Dice Julio Ramón Ribeyro: “el amante de los libros no aspira solo a la lectura sino a la propiedad. Y esta propiedad necesita observar todas las solemnidades, cumplir todos los ritos que la hagan incontestable. El amor a los libros se patentiza en el momento mismo de su adquisición. El verdadero amante de los libros no tolera que el expendedor se los envuelva. Necesita llevarlos desnudos en sus manos, irlos hojeando por el camino, meter los pies en un charco de agua, sufrir todos los trastornos de un primer encantamiento. Llegando a su casa, lo primero que hará será grabar en la página inicial su nombre y la fecha del suceso, porque para él toda adquisición es una peripecia que luego será necesario conmemorar.”. Y continúa: “cada libro es una amistad con todas sus grandezas y sus miserias, sus disputas y sus reconciliaciones, sus diálogos y sus silencios. Al releer estos libros –el amante es sobre todo un relector– irá reconociendo sus horas perdidas, sus viejos entusiasmos, sus dudas inútiles.

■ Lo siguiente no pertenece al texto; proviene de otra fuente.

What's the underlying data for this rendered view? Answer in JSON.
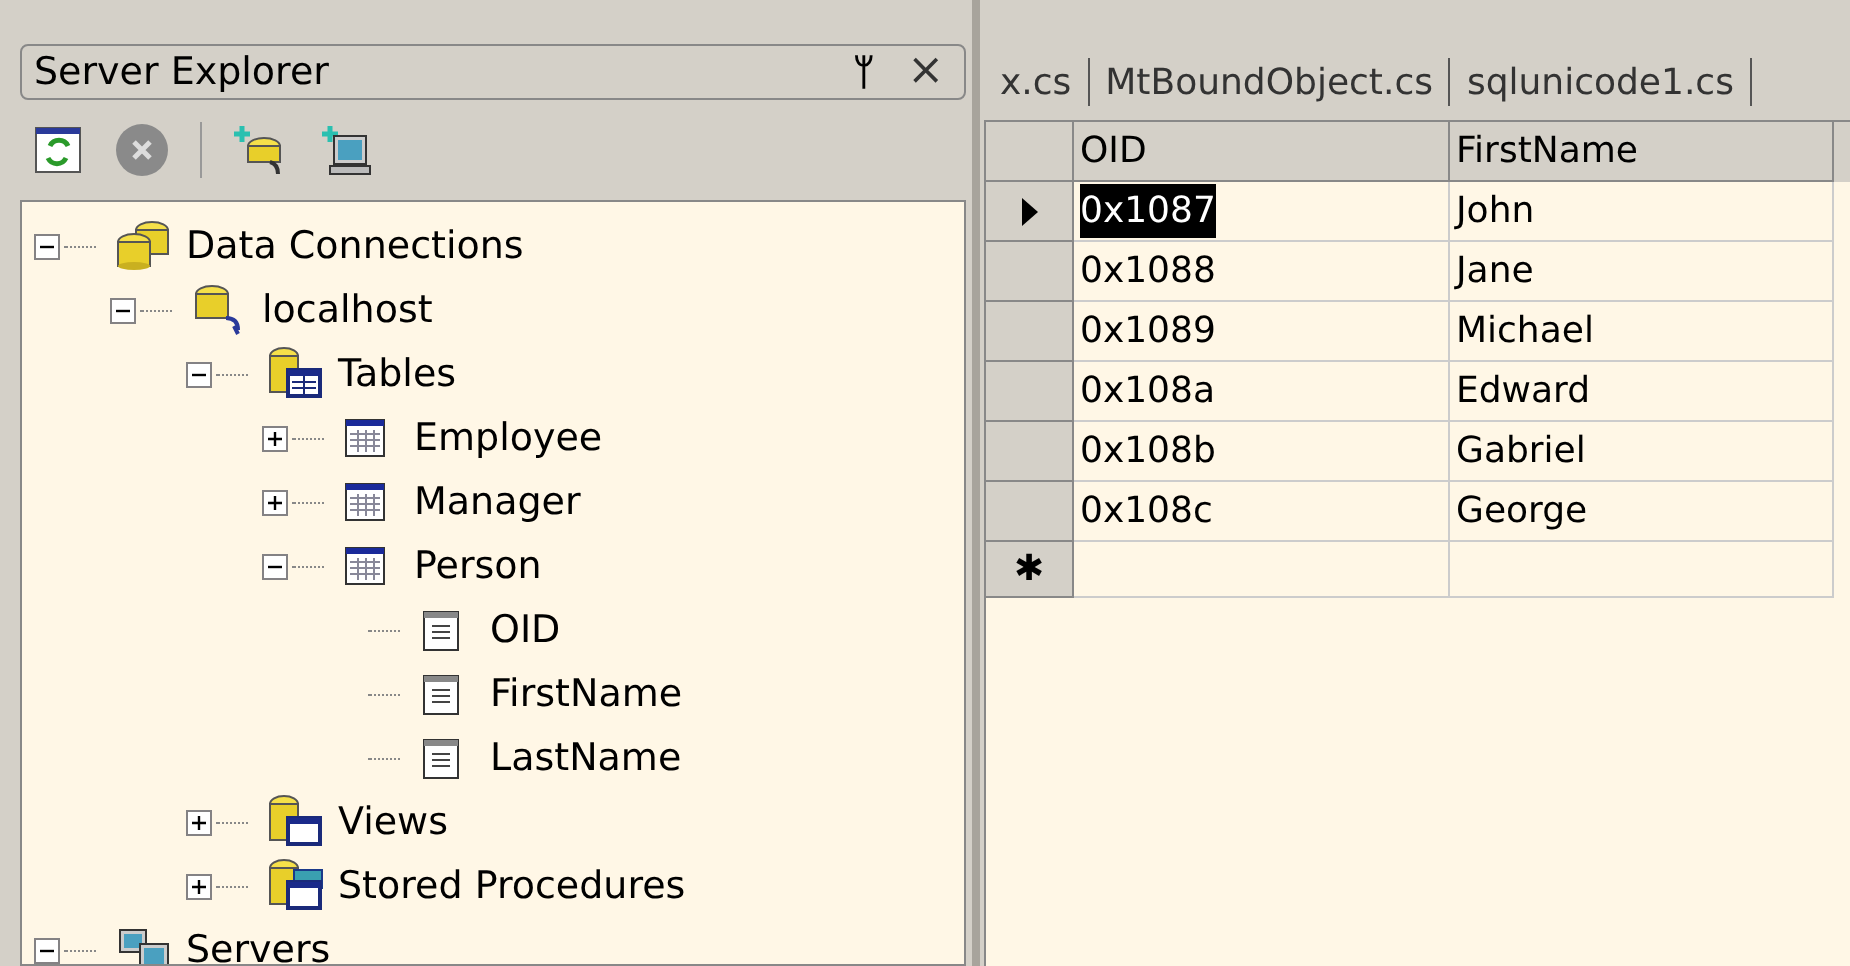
{
  "server_explorer": {
    "title": "Server Explorer",
    "pin_glyph": "ᛘ",
    "close_glyph": "×",
    "tree": [
      {
        "label": "Data Connections",
        "kind": "connections",
        "expanded": true,
        "children": [
          {
            "label": "localhost",
            "kind": "server-db",
            "expanded": true,
            "children": [
              {
                "label": "Tables",
                "kind": "tables",
                "expanded": true,
                "children": [
                  {
                    "label": "Employee",
                    "kind": "table",
                    "expanded": false
                  },
                  {
                    "label": "Manager",
                    "kind": "table",
                    "expanded": false
                  },
                  {
                    "label": "Person",
                    "kind": "table",
                    "expanded": true,
                    "children": [
                      {
                        "label": "OID",
                        "kind": "column"
                      },
                      {
                        "label": "FirstName",
                        "kind": "column"
                      },
                      {
                        "label": "LastName",
                        "kind": "column"
                      }
                    ]
                  }
                ]
              },
              {
                "label": "Views",
                "kind": "views",
                "expanded": false
              },
              {
                "label": "Stored Procedures",
                "kind": "procedures",
                "expanded": false
              }
            ]
          }
        ]
      },
      {
        "label": "Servers",
        "kind": "servers",
        "expanded": true
      }
    ]
  },
  "tabs": [
    {
      "label": "x.cs",
      "selected": false
    },
    {
      "label": "MtBoundObject.cs",
      "selected": false
    },
    {
      "label": "sqlunicode1.cs",
      "selected": false
    }
  ],
  "grid": {
    "columns": [
      "OID",
      "FirstName"
    ],
    "new_row_marker": "✱",
    "rows": [
      {
        "cells": [
          "0x1087",
          "John"
        ],
        "selected": true
      },
      {
        "cells": [
          "0x1088",
          "Jane"
        ],
        "selected": false
      },
      {
        "cells": [
          "0x1089",
          "Michael"
        ],
        "selected": false
      },
      {
        "cells": [
          "0x108a",
          "Edward"
        ],
        "selected": false
      },
      {
        "cells": [
          "0x108b",
          "Gabriel"
        ],
        "selected": false
      },
      {
        "cells": [
          "0x108c",
          "George"
        ],
        "selected": false
      }
    ]
  }
}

Un libro amado es un fragmento de la vida. Perdido el libro queda un vacío en la memoria que nada podrá reemplazar”.

            El libro seguirá existiendo en tanto sigamos apreciando ciertas cualidades que no son exclusivas de los libros: la identidad y la índole irrepetible de las personas y las cosas. No es casual la reacción de varias editoriales al rivalizar con el formato digital acentuando las propiedades sensibles del producto: la superficie del papel, el aspecto rústico o artístico, la calidad de sus imágenes, la portada acariciable. En una feria del libro en Londres en 2013, Neil Gaiman declaró que “una de las cosas que deberíamos hacer es libros más hermosos, más delicados”. Deberíamos “transformar los objetos en fetiches, dar a la gente una razón para comprar objetos, no solo contenido”.

Para que un ejemplar sea atesorable no hace falta que sea adrede ornamentado. Hace falta que se introduzca en nuestra rutina de seres sensibles a las señales de otros que nos hablan desde lejos; hace falta que aún queramos descubrir nuestra propia voz. Que un volumen arraigue en la memoria y la intimidad nunca obedecerá a una prescripción industrial. Quizá su apariencia atractiva sea un llamado. Pero nada lo hará más humano que su envejecimiento a nuestro lado. Hasta el subrayado que revela una circunstancia –el trazo violento de la euforia, la línea torcida por la marcha del bus– hacen del impreso más humilde un monumento personal. Las máquinas se malogran o caducan y sus datos migran a otros receptáculos; nos aterra aun el llegar a perderlos por un desperfecto, un virus o una incompatibilidad de software. El libro es diferente, como lo es un suceso, una experiencia. Como todo lo que ocurre una sola vez.

Un e-reader puede ser cualquier publicación, género o información; cualquier libro, bueno o no, bello o útil, nuevo o viejo, favorito o no; un diario, un mapa, un cuento. Pero para que sea todo ello es preciso que en principio no sea absolutamente nada. En cambio, un libro impreso solo puede ser lo que es y nunca nada más. He ahí su valor: su naturaleza única e intransferible. En un universo de neurótica mudabilidad en que la intermitencia, la renovación y el estreno –rasgos de la sociedad de consumo– permean nuestras vidas (por ejemplo, a través de la adicción a las cirugías estéticas), lo persistente se vuelve cálido y fiable en el seno de una “sociedad líquida”, como diría Zygmunt Bauman.

La virtualidad es inasible e ilimitada. Como lo es el espíritu. Y nada como él necesita dramáticamente de una superficie o raíz que lo implante en el mundo dotándolo de una materialidad irrefutable. También los recuerdos exigen huellas, cofres, símbolos. Sin asideros que se aferran, erramos como un puñado de bits rumbo a la papelera o la chatarra.